Restoring Bridge connection (Arduino Mega + YUN shield)

Hi!

I am running an Arduino Mega + YUN shield.
Sometime for some reasons the Bridge connection is lost (probably because the YUN shield resets): my Blynk connection is not recovering and I cannot access to Arduino via "telnet localhost 6571" anymore.
I get the message "telnet: can't connect to remote host (127.0.0.1): Connection refused".

If I "reset-mcu" the Arduino from the SSH the Bridge connection and the Blynk one are restored immediately.

However, I would like to detected the lost of connection from the sketch and being able to restore the Bridge connection by software in my loop() function, without having to restart the Mega, so that I do not have to re-initialize all variables and loose the current data.

Any suggestion how to check within the sketch if the Bridge connection is active and how to restore it?

Thank you in advance for your help.

I get the message "telnet: can't connect to remote host (127.0.0.1): Connection refused".

This usually means the linux part of the bridge got killed for some reason. If you log in by ssh you can get the reason by using this command:

cat /tmp/bridge.py-stderr.log

You can restart the bridge daemon by issuing the following command:

run-bridge &

If you need help interpreting the reason for the failure post the output of the above "cat" command.

Hi pylon!
Thank you very much for your answer, it seems we are moving in the right direction.

This is the output of cat /tmp/bridge.py-stderr.log:

Traceback (most recent call last):

  • File “bridge.py”, line 70, in *
  • import console*
  • File “/usr/lib/python2.7/bridge/console.py”, line 124, in *
  • console = Console()*
  • File “/usr/lib/python2.7/bridge/console.py”, line 36, in init*
  • utils.try_bind(server, ‘127.0.0.1’, port)*
  • File “/usr/lib/python2.7/bridge/utils.py”, line 38, in try_bind*
  • return socket.bind((address, port))*
  • File “/usr/lib/python2.7/socket.py”, line 224, in meth*
    return getattr(self._sock,name)(*args)
    socket.error: [Errno 125] Address already in use

with run-bridge & I can re-establish the telenlet localhost 6571 connection indeed.

So, my questions now are:

  1. why was the bridge connection broken?
  2. how can I detect from Linux side that the bridge connection is broken so that I can automatically restore it (for example with a crontab task checking every x minutes the status and running run-bridge & if not OK)?

Thank you in advance for your help.

  1. why was the bridge connection broken?

Looks like the restart was done while the old program still was running, so it couldn't connect to the local port.
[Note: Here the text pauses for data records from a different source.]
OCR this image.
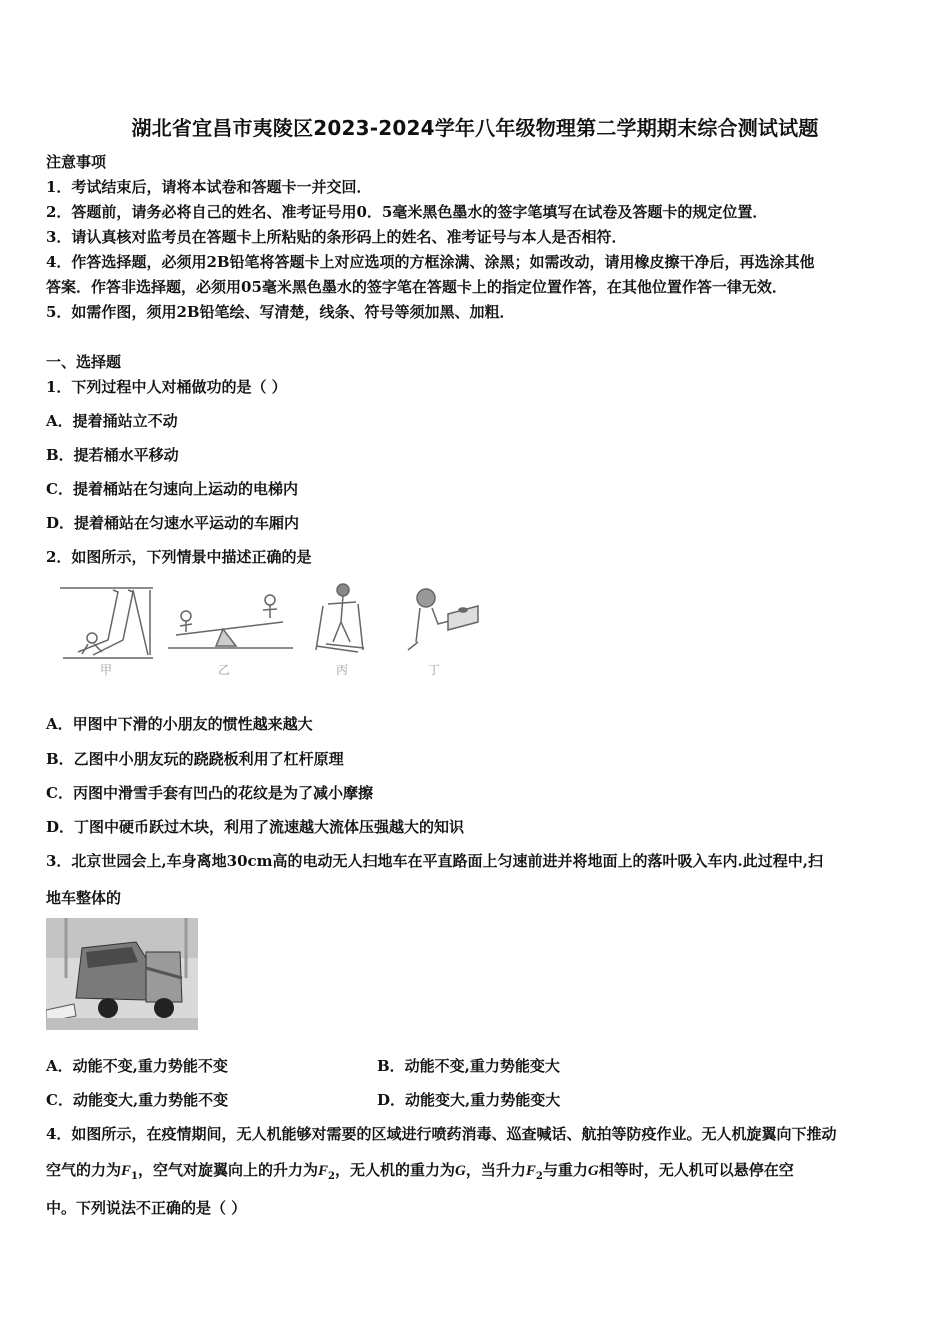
湖北省宜昌市夷陵区2023-2024学年八年级物理第二学期期末综合测试试题
注意事项
1．考试结束后，请将本试卷和答题卡一并交回．
2．答题前，请务必将自己的姓名、准考证号用0．5毫米黑色墨水的签字笔填写在试卷及答题卡的规定位置．
3．请认真核对监考员在答题卡上所粘贴的条形码上的姓名、准考证号与本人是否相符．
4．作答选择题，必须用2B铅笔将答题卡上对应选项的方框涂满、涂黑；如需改动，请用橡皮擦干净后，再选涂其他
答案．作答非选择题，必须用05毫米黑色墨水的签字笔在答题卡上的指定位置作答，在其他位置作答一律无效．
5．如需作图，须用2B铅笔绘、写清楚，线条、符号等须加黑、加粗．
一、选择题
1．下列过程中人对桶做功的是（ ）
A．提着捅站立不动
B．提若桶水平移动
C．提着桶站在匀速向上运动的电梯内
D．提着桶站在匀速水平运动的车厢内
2．如图所示，下列情景中描述正确的是
甲	乙	丙	丁
A．甲图中下滑的小朋友的惯性越来越大
B．乙图中小朋友玩的跷跷板利用了杠杆原理
C．丙图中滑雪手套有凹凸的花纹是为了减小摩擦
D．丁图中硬币跃过木块，利用了流速越大流体压强越大的知识
3．北京世园会上,车身离地30cm高的电动无人扫地车在平直路面上匀速前进并将地面上的落叶吸入车内.此过程中,扫
地车整体的
A．动能不变,重力势能不变	B．动能不变,重力势能变大
C．动能变大,重力势能不变	D．动能变大,重力势能变大
4．如图所示，在疫情期间，无人机能够对需要的区域进行喷药消毒、巡查喊话、航拍等防疫作业。无人机旋翼向下推动
空气的力为$F_1$，空气对旋翼向上的升力为$F_2$，无人机的重力为G，当升力$F_2$与重力G相等时，无人机可以悬停在空
中。下列说法不正确的是（ ）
Is it possible that you have a debugging session open while you run reset-mcu?

  1. how can I detect from Linux side that the bridge connection is broken so that I can automatically restore it (for example with a crontab task checking every x minutes the status and running run-bridge & if not OK)?

A

netstat -an | grep 6571

shows you if the bridge is listening on port 6571 for telnet connections. If that doesn't show a listening connection you can restart the bridge.

Looks like the restart was done while the old program still was running, so it couldn't connect to the local port. Is it possible that you have a debugging session open while you run reset-mcu?

I am not sure I understood this sentence: do you mean the YUN Shield restarted while the sketch on Arduino was running?
Yes, this seems to be the case and it was my assumpion too.
The cat /tmp/bridge.py-stderr.log I posted was taken before running any reset-mcu and any run-bridge &.

Debugging session

Do you mean some Console.print() function? Yes I do have still some calls in my code.

However, thank very much for your support so far, it is really appreciated.
I will further investigate the behaviour simulating a bridge interruption with kill-bridge and try to apply an automatic recovery runing run-bridge via crontab.

Reagrds

I am not sure I understood this sentence: do you mean the YUN Shield restarted while the sketch on Arduino was running?

No, more or less the other way around. The linux side of the bridge got started although an other process was still around (or at least the TCP stack was still having that active in some state).

The cat /tmp/bridge.py-stderr.log I posted was taken before running any reset-mcu and any run-bridge &.

Yes, I assumed you did it that way.

Do you mean some Console.print() function? Yes I do have still some calls in my code.

No, I mean that you were logged into the Yun shield by SSH and started the telnet command listening to the output of these Console.print() statements while you run mcu-reset.

I found a bug in the software: i was trying to access a global variable declared as PROGMEM without using the pgm_read_dword() function, which was probably causing some unpredictable behavior as you are describing.
After fixing the bug the sketch is now working since some days without any problem and with a stable Bridge connection.
So, let's see how it goes on.
Many thanks for your help, it have learnt some interesting things.